Ruth Guimarães
No Vale do Paraíba, onde a ignorância ainda é a edênica, antes da maçã, onde a miséria corre por conta da preguiça, como no tempo dos índios, onde a criação de gado é pastoreio, onde não se leu a carta de Vaz Caminha, naquele trecho que fala da terra e que “em nela se plantando tudo dá...”. Neste Vale do Paraíba, a fala brasileira é bem brasileira. Imigrante aqui só veio turco mascate, ou italiano, depois que teve dinheiro para comerciar. E comerciante não influi na língua, porque fala a língua do freguês.
Assim, aqui se colhem modismos regionais peculiares ao resto do Brasil, como a tendência para tornar paroxítonas as palavras esdrúxulas. Ouvem-se encurtados e facilitados os nomes: estômago – “estambo”, sábado “sáudo”, bêbado “beudo”. Já não se contam as inumeráveis palavras apocopadas – “chamá”, “dizê”, “fazê”; os “ll” e “ss” engolidos – as aféreses, como “nêgo”, “neguinho”, a iotização como em “fio” para filho, “trabaiá”, “mio” para melhor. Já não se fala na troca de “l” pelo “r” entre consoantes, antigo vezo luso, mais do que luso, clássico, do português casta linguagem, de Camões: “nebrina”, “praneta”, “crima”, “craro”. Já não se fala na curiosa troca do “b” pelo “g”, acusada em gumitá, por vomitar, pois de longe vem. “Guerra” já se origina do germânico “warr”. Não se fala igualmente de “largato”, por lagarto, de “cardineta” por caderneta, de “breganha” em lugar de barganha, que tudo isso são usos cotidianos em qualquer lugar do Brasil, terra onde a língua guarda uma curiosa unidade que continua e permanece dentro da evolução fonética.

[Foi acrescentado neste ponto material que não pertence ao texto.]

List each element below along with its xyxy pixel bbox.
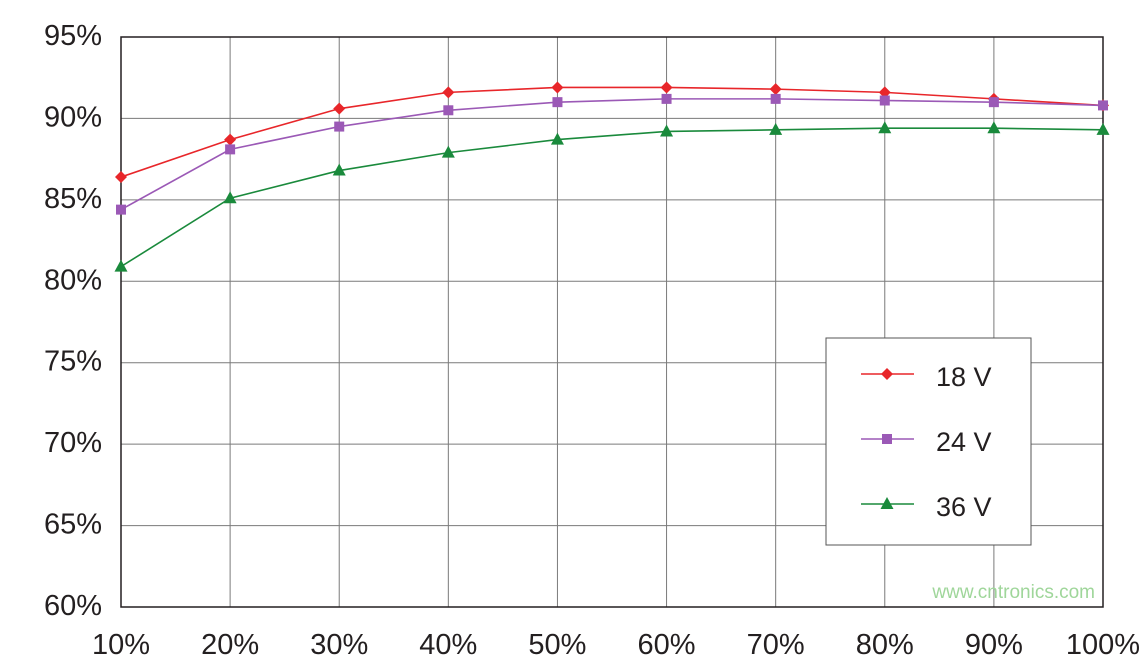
x-tick-label: 30% (310, 629, 368, 661)
series-line (120, 127, 1104, 268)
legend-item: 24 V (861, 427, 992, 457)
marker-square (882, 434, 892, 444)
series-24v (116, 93, 1108, 215)
y-tick-label: 85% (44, 183, 102, 215)
marker-diamond (881, 368, 893, 380)
watermark: www.cntronics.com (931, 582, 1095, 603)
marker-diamond (878, 86, 891, 99)
marker-triangle (660, 124, 674, 137)
marker-square (770, 93, 781, 104)
marker-triangle (223, 191, 237, 204)
marker-diamond (224, 133, 237, 146)
legend-label: 18 V (936, 362, 992, 392)
x-tick-label: 10% (92, 629, 150, 661)
x-tick-label: 80% (856, 629, 914, 661)
marker-diamond (442, 86, 455, 99)
series-36v (114, 121, 1110, 272)
y-tick-label: 80% (44, 264, 102, 296)
grid (120, 36, 1104, 608)
marker-triangle (880, 497, 894, 509)
legend: 18 V 24 V 36 V (825, 337, 1032, 546)
marker-triangle (441, 145, 455, 158)
marker-diamond (551, 81, 564, 94)
x-tick-label: 70% (747, 629, 805, 661)
x-axis-ticks: 10% 20% 30% 40% 50% 60% 70% 80% 90% 100% (92, 629, 1140, 661)
y-tick-label: 60% (44, 590, 102, 622)
legend-label: 36 V (936, 492, 992, 522)
x-tick-label: 50% (528, 629, 586, 661)
x-tick-label: 40% (419, 629, 477, 661)
y-tick-label: 75% (44, 346, 102, 378)
marker-triangle (878, 121, 892, 134)
x-tick-label: 100% (1066, 629, 1140, 661)
marker-square (1098, 100, 1108, 111)
marker-diamond (660, 81, 673, 94)
marker-diamond (333, 102, 346, 115)
marker-triangle (1096, 122, 1110, 135)
marker-triangle (987, 121, 1001, 134)
series-line (120, 98, 1104, 211)
marker-square (225, 144, 236, 155)
marker-square (988, 97, 999, 108)
marker-square (552, 97, 563, 108)
marker-triangle (769, 122, 783, 135)
x-tick-label: 90% (965, 629, 1023, 661)
marker-diamond (769, 83, 782, 96)
legend-item: 18 V (861, 362, 992, 392)
y-axis-ticks: 60% 65% 70% 75% 80% 85% 90% 95% (44, 20, 102, 622)
y-tick-label: 70% (44, 427, 102, 459)
marker-diamond (115, 171, 127, 184)
x-tick-label: 20% (201, 629, 259, 661)
series-group (114, 81, 1110, 272)
marker-triangle (550, 132, 564, 145)
marker-square (116, 204, 126, 215)
plot-frame (120, 36, 1104, 608)
marker-square (879, 95, 890, 106)
x-tick-label: 60% (638, 629, 696, 661)
y-tick-label: 90% (44, 101, 102, 133)
series-18v (115, 81, 1109, 184)
marker-square (334, 121, 345, 132)
legend-item: 36 V (861, 492, 992, 522)
legend-label: 24 V (936, 427, 992, 457)
marker-triangle (332, 163, 346, 176)
marker-square (443, 105, 454, 116)
series-line (120, 86, 1104, 178)
legend-box (825, 337, 1032, 546)
y-tick-label: 65% (44, 509, 102, 541)
marker-triangle (114, 259, 128, 272)
marker-square (661, 93, 672, 104)
y-tick-label: 95% (44, 20, 102, 52)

Bem. Não se falará nessas coisas corriqueira, encontráveis em qualquer compêndio. Mas fora delas ainda muito que ver, ouvir e anotar.
O consonantismo valparaibano se aproxima singularmente daquele consonantismo camoneano, que é clássico e popular a um tempo, peculiar aos povos ibéricos. Refiro-me à troca do “b” pelo “v”. Só trocam o “b” pelo “v” aqueles que são vurros como na sediça anedota.
Mas no vale paraibano são principalmente os pescadores, a população ribeirinha, lavadeiras e beira-rio que passam os dias de cócoras nas chamadas praias, onde a margem se adentra pela correnteza em longas ponta arenosas, tiradores de areia nos portos rústicos, escorados com troncos tortos, o pessoal das olarias, a mais primitiva das indústrias, talvez a mais limpa e a mais sadia, ao ar livre e ao grande e jovem sol – toda essa gente troca o “b” pelo “v”, em algumas palavras. Assim, por exemplo, na palavra vassoura e no verbo varrer com suas variações pessoais e temporais.
No Vale do Paraíba, entre a gente simples, mais rústica e de vida mais primitiva, que conserva ipso fato o tipo do português arcaico, que herdou sabe Deus de que avós, diz-se: “bassora”, “barreu”, eu “barri”, “barrê a casa”. A primeira pessoa no plural verbal, pronome pessoal do caso reto – vamos – é pronunciada invariavelmente “bamo”.
E a outra palavra deturpada da maneira mais saborosa é a do próprio nome do rio piscoso, que sustenta tanta gente com seus peixes, sua água, sua argila, e é caminho, paisagem, divertimento, encanto e poesia. “Paraíba”, nome indígena, e portanto fora da influência portuguesa, influência fonética, digo, é dito assim “Praíva”. Assim, com aférese e troca. Saborosamente deturpado, como só esta amolentada e descansada gente poderia fazer com uma palavra. “Nóis pesquemo que não foi vida no Praíva”. E além da aférese, da troca de consoantes, ainda mudam o gênero do rio generoso. Revela-se ainda essa particularidade de consonantismo no substantivo “beira” e seu derivativo “beirada”. É comum ouvir-se: “vêra do Praíva” e “verada”. Digna também de nota é a locução exclamativa: “Que os berreu”, significando: Irra! Safa! Isto é demais!
Peculiaridade valparaibana que, creio, ainda não foi registrada, é a troca de consoantes: “z” pelo “g” e “d” pelo “v”, como nestas curiosas alterações: “frangido” (franzido) e “paviola” (padiola).
É digna de registro ainda a troca de “s” pela palatal “ch” e vice-versa. Assim temos: “corça” (colcha), “corção” (colchão), “carchado” (calçado), “porchão” (porção).